Nineteen people died when the plane plunged into Africa's largest lake on November 6 last year

DAR ES SALAAM - Tanzanian authorities said that the pilots who flew a Precision Air plane which crashed into Lake Victoria last November failed to heed warnings from an automatic "pull up" alarm system.

Nineteen people died when the plane plunged into Africa's largest lake on November 6 last year, with police blaming bad weather for Tanzania's worst aviation accident in decades.

President Samia Suluhu Hassan promised a formal investigation into the disaster as anger erupted over the government's handling of the rescue effort.

In the second preliminary report to be published since the accident, the transport ministry said Thursday that an enhanced ground proximity warning system (EGPWS) issued three alerts "about the excessively high descent rate". 

"The warning was not followed by corrective action of the flight crew," the ministry's aircraft accident and incident investigation branch said.

"Instead, the flight crew pushed the control column into a nose down position."

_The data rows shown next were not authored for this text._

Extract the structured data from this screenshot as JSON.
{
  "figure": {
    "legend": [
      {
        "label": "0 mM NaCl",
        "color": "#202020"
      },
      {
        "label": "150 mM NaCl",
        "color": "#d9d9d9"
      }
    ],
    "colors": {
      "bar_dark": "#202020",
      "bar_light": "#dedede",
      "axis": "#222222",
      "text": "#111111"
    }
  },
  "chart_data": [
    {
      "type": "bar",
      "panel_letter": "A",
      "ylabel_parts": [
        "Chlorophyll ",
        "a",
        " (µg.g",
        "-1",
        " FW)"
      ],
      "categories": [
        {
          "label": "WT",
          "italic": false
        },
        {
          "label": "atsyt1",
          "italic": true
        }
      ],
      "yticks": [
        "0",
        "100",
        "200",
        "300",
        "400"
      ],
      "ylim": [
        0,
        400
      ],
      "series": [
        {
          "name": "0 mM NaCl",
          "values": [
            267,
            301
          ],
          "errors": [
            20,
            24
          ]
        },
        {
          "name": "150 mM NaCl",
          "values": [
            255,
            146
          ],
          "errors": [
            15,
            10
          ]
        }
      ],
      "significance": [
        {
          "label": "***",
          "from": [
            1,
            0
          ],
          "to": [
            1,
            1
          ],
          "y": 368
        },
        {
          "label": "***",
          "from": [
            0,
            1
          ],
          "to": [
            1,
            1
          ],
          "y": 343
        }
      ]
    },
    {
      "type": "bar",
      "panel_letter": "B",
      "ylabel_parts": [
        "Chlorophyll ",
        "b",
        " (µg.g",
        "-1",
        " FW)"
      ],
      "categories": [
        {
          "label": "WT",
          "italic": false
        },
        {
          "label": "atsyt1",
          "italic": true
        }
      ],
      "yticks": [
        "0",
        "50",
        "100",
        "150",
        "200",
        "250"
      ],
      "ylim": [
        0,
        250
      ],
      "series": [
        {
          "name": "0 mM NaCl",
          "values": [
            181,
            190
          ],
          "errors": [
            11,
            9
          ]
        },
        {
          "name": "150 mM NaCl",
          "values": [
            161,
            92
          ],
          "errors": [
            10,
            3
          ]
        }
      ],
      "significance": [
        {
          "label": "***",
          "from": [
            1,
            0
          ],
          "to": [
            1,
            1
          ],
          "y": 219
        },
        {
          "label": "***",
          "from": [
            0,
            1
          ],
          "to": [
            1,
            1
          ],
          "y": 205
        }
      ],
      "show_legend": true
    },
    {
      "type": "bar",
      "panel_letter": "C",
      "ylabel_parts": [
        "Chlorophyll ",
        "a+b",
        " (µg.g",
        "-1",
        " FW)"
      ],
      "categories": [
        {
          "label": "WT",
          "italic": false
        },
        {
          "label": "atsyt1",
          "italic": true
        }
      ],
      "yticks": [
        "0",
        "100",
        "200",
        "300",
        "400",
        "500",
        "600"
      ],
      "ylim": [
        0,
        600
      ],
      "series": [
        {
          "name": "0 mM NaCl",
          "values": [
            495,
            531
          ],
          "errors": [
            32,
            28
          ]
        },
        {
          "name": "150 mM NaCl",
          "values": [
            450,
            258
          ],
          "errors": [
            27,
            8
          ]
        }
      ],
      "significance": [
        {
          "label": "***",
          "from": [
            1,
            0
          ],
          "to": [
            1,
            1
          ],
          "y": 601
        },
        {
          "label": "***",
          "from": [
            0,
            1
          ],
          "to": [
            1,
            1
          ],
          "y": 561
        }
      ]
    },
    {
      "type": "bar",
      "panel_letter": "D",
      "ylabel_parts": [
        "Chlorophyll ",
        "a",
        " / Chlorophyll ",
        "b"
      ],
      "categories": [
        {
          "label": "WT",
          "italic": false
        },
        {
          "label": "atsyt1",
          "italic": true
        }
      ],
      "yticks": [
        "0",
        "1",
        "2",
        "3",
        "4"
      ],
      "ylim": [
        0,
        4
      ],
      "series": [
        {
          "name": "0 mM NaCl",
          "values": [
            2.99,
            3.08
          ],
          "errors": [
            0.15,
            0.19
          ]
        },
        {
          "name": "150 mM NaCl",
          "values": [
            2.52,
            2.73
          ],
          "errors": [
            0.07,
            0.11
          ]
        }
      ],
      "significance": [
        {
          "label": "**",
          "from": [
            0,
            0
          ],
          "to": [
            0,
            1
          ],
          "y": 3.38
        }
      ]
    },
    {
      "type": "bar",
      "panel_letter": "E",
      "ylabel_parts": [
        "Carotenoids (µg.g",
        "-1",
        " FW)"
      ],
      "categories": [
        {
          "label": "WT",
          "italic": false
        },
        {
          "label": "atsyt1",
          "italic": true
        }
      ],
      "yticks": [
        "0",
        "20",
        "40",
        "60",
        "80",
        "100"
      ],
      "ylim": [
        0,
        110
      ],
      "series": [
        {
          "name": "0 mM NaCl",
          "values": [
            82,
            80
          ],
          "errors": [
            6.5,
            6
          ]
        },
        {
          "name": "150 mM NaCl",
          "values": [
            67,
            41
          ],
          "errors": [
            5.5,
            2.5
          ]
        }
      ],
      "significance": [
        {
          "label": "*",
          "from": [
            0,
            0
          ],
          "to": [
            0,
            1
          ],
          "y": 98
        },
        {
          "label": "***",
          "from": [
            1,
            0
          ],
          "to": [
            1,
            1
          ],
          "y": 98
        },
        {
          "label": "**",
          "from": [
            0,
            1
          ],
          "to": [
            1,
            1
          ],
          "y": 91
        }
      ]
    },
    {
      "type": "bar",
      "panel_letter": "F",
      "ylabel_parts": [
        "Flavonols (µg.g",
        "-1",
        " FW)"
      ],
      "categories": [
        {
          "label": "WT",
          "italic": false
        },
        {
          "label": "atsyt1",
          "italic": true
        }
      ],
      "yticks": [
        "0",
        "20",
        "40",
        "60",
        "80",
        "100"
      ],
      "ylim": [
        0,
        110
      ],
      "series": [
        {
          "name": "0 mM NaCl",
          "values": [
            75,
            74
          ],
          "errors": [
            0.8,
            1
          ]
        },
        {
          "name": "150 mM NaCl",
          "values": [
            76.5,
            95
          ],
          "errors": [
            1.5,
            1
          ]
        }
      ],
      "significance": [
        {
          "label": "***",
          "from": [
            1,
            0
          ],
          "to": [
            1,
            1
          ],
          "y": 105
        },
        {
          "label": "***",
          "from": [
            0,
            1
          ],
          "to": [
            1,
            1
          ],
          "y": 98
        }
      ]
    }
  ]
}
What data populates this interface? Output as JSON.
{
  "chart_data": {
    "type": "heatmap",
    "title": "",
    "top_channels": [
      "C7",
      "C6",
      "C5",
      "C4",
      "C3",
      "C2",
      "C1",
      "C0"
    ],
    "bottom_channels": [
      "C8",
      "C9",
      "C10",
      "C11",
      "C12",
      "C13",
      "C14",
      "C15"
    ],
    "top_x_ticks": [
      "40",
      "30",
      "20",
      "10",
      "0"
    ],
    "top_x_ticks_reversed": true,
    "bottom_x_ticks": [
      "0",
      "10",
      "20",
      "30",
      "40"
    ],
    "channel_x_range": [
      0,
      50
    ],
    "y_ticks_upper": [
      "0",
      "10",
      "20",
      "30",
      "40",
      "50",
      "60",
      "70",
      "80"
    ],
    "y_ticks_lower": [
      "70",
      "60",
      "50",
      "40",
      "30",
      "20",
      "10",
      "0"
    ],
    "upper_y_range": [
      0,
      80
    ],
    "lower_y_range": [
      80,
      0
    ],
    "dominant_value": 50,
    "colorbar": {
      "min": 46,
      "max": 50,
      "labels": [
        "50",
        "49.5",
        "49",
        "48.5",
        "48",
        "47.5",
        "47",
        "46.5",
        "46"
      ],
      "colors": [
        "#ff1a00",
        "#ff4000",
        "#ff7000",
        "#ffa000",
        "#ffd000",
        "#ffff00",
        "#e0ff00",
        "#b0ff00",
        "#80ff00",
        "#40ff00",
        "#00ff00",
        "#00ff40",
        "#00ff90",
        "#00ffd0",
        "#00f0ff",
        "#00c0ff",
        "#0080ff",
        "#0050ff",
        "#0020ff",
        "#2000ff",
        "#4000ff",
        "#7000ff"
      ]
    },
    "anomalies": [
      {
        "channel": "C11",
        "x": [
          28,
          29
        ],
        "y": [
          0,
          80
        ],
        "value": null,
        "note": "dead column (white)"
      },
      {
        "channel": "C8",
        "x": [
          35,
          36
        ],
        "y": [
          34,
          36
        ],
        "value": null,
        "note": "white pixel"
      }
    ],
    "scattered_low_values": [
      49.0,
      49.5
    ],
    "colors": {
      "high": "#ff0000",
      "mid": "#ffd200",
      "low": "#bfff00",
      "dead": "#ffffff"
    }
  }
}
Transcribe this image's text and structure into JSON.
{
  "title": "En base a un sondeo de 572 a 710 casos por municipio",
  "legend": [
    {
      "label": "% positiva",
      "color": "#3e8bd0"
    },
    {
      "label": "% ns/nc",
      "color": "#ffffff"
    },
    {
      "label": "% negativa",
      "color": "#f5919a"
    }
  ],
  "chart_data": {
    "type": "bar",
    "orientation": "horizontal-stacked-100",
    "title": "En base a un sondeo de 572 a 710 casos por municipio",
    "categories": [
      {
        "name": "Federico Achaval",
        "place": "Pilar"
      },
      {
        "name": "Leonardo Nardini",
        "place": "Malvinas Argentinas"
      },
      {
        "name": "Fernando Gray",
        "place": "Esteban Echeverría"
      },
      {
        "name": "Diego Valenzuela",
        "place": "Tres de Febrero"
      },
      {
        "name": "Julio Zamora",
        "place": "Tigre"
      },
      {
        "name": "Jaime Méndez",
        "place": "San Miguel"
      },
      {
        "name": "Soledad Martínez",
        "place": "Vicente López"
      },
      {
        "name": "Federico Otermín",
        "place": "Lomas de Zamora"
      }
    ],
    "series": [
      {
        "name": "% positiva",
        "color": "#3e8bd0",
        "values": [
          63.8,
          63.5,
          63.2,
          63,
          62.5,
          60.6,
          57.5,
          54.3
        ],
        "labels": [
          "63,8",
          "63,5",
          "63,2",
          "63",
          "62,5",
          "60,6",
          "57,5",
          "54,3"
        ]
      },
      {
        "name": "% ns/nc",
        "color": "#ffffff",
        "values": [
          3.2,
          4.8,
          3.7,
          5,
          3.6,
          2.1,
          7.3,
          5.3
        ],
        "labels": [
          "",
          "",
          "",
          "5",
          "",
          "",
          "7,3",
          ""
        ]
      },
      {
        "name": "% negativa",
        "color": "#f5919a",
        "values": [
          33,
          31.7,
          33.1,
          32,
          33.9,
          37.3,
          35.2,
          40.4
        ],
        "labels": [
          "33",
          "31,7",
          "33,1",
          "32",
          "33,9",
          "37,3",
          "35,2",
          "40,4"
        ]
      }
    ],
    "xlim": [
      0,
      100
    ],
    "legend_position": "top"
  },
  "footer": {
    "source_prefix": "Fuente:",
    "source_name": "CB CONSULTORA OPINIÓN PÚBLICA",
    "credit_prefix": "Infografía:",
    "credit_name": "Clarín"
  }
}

READ: Tanzania pays tearful tribute to plane crash victims

The EGPWS alerts the cockpit if a plane is in danger of flying into the ground or hitting something.

The report said the pilots were flying in bad weather and in conditions marked by poor visibility, which "may have contributed to the failure to react to terrain warnings during the final approach."

"This type of weather is common around the Bukoba airport and is well known to pilots," it said, adding that the aircraft circled for about 20 minutes before its descent.

An earlier report published by the ministry soon after the accident said the rescue effort was too slow, and that more passengers would likely have survived had emergency workers been better prepared and equipped to carry out their duties.

Fishermen, who were the first to arrive on the scene, used canoes to pluck people to safety after a crew member unlocked a rear door, allowing survivors to get out.

But most of the victims were in the submerged front of the plane, while the two pilots were unable to escape the cockpit.

Investigators said the cause of the crash was still being probed.

Precision Air, which is partly owned by Kenya Airways, said 39 passengers and four crew members were on board flight PW 494 from financial capital Dar es Salaam to the northwestern city of Bukoba.